Quel que soit le secteur d’activité considéré, privé comme publique, la gestion des « relations » est devenue un enjeu incontournable, une compétence valorisée dans l’exercice même de sa profession (médicale, sociale ou éducative, par exemple). Parallèlement à ce mouvement, la demande et l’offre de métiers relationnels ne cessent de prendre de l’importance (coaching, psychothérapie, par exemple) dans un contexte historique où l’exhibition de l’intime dans les médias se généralise. Ce sont les différentes dimensions de ce phénomène social où la composante psychologique ou émotionnelle est centrale que tente de tenir ensemble Lise Démailly dans cet ouvrage très stimulant qui ouvre par conséquent sur une problématique sociologique plus générale sur la valorisation du relationnel dans l’espace social tout en se démarquant des facilités ou des généralités d’usage sur la psychologisation-dépolitisation de la société, catégorie plus polémique et hyperbolique que véritablement analytique. L’auteur propose d’ailleurs de cette littérature confuse une très utile clarification pour distinguer tous les problèmes auxquels répond pêle-mêle cette notion, mais au lieu de la répudier [2] elle s’attache à en montrer son envers positif comme la subjectivation des individus, la résistance au pouvoir et le contrepied à la bureaucratisation (pp. 44-56).

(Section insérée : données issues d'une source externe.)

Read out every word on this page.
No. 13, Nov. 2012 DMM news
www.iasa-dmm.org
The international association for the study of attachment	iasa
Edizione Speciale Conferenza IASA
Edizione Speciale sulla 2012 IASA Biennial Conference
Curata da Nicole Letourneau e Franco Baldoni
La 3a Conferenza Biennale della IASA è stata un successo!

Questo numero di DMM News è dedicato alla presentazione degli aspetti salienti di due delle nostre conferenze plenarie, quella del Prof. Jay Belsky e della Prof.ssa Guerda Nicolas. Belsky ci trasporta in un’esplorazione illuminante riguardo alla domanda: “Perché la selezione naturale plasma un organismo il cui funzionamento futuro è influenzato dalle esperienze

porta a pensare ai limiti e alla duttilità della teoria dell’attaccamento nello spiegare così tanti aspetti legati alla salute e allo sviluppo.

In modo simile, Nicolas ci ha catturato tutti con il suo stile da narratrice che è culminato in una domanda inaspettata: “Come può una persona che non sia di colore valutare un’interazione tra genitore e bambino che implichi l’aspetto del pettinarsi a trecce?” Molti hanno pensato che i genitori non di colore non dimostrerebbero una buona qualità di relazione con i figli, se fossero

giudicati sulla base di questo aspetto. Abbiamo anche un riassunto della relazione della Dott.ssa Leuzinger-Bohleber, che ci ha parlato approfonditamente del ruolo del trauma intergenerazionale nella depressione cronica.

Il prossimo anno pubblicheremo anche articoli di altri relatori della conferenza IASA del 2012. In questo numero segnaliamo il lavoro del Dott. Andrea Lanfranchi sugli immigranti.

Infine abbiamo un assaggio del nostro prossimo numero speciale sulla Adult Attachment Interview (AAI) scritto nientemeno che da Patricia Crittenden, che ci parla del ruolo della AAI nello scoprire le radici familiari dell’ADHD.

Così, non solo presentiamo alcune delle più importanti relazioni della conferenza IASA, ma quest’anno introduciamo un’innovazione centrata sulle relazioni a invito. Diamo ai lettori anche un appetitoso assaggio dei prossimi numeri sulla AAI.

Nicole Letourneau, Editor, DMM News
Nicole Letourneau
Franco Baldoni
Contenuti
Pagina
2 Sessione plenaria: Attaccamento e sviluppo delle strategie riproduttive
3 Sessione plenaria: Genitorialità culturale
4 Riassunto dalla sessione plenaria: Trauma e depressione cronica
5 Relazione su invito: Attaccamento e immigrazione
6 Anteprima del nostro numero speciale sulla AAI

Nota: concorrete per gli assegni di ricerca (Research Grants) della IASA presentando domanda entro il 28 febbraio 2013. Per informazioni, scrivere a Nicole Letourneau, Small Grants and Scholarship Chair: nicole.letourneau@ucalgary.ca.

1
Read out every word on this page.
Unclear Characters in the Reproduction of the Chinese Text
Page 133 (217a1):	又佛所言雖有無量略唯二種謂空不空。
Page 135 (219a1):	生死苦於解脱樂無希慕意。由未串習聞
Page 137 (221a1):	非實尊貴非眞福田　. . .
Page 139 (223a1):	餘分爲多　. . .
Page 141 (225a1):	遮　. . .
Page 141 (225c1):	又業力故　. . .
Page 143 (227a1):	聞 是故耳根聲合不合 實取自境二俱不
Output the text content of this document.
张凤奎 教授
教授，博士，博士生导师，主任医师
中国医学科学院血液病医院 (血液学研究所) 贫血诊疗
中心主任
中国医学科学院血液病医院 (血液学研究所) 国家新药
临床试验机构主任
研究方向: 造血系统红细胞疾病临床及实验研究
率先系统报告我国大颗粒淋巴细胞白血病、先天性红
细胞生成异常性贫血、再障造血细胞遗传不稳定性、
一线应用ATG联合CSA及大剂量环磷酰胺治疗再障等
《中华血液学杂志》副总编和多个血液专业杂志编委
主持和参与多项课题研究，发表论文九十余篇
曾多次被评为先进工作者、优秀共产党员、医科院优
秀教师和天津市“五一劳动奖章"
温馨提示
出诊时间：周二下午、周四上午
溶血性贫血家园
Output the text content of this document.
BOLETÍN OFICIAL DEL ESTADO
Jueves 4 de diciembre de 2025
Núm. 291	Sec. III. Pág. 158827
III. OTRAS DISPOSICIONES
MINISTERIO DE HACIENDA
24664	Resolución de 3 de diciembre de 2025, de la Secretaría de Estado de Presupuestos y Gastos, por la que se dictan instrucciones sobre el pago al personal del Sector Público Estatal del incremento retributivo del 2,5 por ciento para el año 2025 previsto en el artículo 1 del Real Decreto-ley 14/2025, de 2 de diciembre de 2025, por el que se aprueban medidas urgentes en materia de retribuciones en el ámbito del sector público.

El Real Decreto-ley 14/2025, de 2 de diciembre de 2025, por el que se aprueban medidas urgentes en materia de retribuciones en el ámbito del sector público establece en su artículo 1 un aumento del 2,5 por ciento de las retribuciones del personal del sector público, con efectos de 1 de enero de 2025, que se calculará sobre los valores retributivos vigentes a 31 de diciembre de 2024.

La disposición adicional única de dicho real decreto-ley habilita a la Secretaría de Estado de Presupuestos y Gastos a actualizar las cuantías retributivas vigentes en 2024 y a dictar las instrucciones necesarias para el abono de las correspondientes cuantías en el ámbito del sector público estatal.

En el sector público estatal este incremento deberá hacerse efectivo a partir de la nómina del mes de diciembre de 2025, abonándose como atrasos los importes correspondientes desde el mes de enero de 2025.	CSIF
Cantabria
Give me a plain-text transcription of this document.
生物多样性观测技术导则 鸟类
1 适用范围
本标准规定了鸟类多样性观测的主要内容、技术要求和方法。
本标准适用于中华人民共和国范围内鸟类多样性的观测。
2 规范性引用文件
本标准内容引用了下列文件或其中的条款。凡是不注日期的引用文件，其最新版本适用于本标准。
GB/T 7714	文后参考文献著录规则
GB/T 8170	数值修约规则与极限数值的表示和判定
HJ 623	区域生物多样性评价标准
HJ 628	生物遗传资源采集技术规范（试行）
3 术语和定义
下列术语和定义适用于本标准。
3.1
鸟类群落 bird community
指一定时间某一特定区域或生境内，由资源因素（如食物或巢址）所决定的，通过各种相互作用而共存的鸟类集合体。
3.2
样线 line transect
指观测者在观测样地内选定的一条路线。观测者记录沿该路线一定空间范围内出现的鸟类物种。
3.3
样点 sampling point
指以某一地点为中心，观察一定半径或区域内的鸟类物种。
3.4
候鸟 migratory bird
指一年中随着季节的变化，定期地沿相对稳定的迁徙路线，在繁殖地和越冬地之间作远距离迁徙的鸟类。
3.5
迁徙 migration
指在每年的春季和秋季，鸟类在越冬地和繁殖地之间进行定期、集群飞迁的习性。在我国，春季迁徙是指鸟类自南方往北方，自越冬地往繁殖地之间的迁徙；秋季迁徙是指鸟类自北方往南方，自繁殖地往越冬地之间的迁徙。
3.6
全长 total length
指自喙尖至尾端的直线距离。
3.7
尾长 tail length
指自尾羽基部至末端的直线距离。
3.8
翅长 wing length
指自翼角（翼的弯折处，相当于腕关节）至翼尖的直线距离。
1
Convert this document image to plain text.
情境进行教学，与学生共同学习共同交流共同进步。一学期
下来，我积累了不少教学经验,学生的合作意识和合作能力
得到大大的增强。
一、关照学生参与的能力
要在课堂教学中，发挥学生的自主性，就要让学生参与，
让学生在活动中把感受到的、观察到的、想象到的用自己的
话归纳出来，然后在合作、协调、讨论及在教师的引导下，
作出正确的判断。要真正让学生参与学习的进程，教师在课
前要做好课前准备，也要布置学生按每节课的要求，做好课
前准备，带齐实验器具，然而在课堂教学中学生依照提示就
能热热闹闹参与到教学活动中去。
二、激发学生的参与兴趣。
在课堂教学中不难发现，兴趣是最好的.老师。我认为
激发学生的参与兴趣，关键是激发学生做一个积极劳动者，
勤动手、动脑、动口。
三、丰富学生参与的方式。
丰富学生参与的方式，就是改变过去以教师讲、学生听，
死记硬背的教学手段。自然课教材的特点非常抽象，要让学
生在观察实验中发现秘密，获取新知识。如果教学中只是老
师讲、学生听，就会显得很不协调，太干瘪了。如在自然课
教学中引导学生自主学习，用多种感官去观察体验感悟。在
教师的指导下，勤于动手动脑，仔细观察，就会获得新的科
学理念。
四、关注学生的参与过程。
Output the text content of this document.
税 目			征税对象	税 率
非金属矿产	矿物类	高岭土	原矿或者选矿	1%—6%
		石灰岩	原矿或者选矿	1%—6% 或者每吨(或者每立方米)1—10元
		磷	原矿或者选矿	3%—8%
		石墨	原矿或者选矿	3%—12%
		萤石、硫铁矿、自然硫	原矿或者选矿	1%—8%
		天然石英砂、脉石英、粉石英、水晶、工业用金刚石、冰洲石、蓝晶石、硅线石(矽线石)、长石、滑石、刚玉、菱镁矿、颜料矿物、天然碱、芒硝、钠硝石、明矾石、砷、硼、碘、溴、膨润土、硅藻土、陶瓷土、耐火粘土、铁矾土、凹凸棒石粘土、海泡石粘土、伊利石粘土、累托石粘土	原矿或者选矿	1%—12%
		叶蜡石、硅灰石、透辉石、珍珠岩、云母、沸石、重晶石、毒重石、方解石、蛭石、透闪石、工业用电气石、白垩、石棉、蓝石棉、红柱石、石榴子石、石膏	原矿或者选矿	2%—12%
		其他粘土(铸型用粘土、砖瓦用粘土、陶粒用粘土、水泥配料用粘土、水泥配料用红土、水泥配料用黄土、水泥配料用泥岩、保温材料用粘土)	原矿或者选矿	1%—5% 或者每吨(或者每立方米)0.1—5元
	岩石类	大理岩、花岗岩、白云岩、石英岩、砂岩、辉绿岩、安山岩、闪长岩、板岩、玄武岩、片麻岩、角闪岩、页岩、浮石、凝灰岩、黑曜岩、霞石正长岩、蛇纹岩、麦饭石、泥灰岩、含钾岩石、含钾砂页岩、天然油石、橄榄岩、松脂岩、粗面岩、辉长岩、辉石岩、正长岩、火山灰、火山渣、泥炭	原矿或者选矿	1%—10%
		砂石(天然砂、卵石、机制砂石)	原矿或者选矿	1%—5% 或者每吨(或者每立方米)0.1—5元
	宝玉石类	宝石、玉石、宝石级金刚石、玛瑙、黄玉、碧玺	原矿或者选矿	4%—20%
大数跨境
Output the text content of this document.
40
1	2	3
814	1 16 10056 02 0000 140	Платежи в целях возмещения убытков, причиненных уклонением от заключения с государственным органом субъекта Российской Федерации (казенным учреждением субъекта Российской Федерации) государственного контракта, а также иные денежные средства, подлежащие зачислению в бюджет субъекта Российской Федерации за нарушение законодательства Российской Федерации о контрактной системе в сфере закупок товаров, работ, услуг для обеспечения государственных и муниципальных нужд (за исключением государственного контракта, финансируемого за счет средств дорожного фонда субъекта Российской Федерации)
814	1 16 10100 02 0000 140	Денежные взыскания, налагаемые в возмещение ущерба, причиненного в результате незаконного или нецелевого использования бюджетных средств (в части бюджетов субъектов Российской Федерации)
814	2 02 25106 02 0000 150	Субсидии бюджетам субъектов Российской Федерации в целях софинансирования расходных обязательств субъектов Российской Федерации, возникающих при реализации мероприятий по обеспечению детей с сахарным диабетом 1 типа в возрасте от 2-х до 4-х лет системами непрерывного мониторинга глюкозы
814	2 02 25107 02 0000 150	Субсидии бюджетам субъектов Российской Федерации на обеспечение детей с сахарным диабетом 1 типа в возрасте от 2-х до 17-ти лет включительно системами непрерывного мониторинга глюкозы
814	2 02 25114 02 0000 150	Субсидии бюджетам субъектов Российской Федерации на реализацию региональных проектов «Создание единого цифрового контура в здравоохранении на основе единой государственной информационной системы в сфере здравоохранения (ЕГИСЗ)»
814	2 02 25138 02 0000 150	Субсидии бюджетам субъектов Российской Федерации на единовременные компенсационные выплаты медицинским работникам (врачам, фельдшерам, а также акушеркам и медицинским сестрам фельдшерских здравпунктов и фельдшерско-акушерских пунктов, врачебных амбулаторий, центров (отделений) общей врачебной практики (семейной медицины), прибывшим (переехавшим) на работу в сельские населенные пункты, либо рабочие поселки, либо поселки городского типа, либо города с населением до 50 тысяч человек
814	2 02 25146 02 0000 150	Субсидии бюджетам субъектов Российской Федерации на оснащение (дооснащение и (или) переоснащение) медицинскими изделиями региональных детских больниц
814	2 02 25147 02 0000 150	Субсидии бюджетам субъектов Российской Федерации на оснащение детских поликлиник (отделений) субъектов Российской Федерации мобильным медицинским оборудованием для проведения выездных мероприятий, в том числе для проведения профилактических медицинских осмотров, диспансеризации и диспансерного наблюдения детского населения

L’ouvrage se fonde sur des enquêtes empiriques sur le champ éducatif et de la santé mentale qui ont été menées sur une durée de 20 ans dans une perspective de sociologie des professions et du travail dont Lise Démailly mobilise méthodiquement la littérature et les clés de lecture. La composition générale du texte est progressive, analytique et systématique.

La première partie délimite les « métiers de la relation » en interrogeant d’abord leur place et spécificité du point de vue socioéconomique (accroissement du nombre d’emploi), politique (question de la psychologisation), technologique (formalisation du travail de relation au travers de « technologie du social ») et axiologique (image morale qui active la passion ou la vocation pour le relationnel). Le deuxième chapitre insiste ensuite sur trois dimensions analytiques (pluralisme des modes de professionnalisation, dimension économique et éthico-politique de la professionnalité, problème de la comparaison et généralisation des données) à prendre en considération dans l’étude des métiers de la relation. Le troisième chapitre analyse plus spéciquement le contenu du travail relationnel, le travail émotionnel (gestion des impressions et des informations, typologie des registres d’action, rapport à autrui) et son cadre symbolique d’exercice (qui ouvre sur une discussion sur le phénomène de la désinstitutionnalisation et ses limites, pp. 130-135). Enfin, le cinquième chapitre porte sur la reconnaissance du savoir professionnel relationnel et, là encore, plaide pour une analyse multidimensionnelle de la professionalité pour dégager ce qui serait spécifique aux métiers de la relation.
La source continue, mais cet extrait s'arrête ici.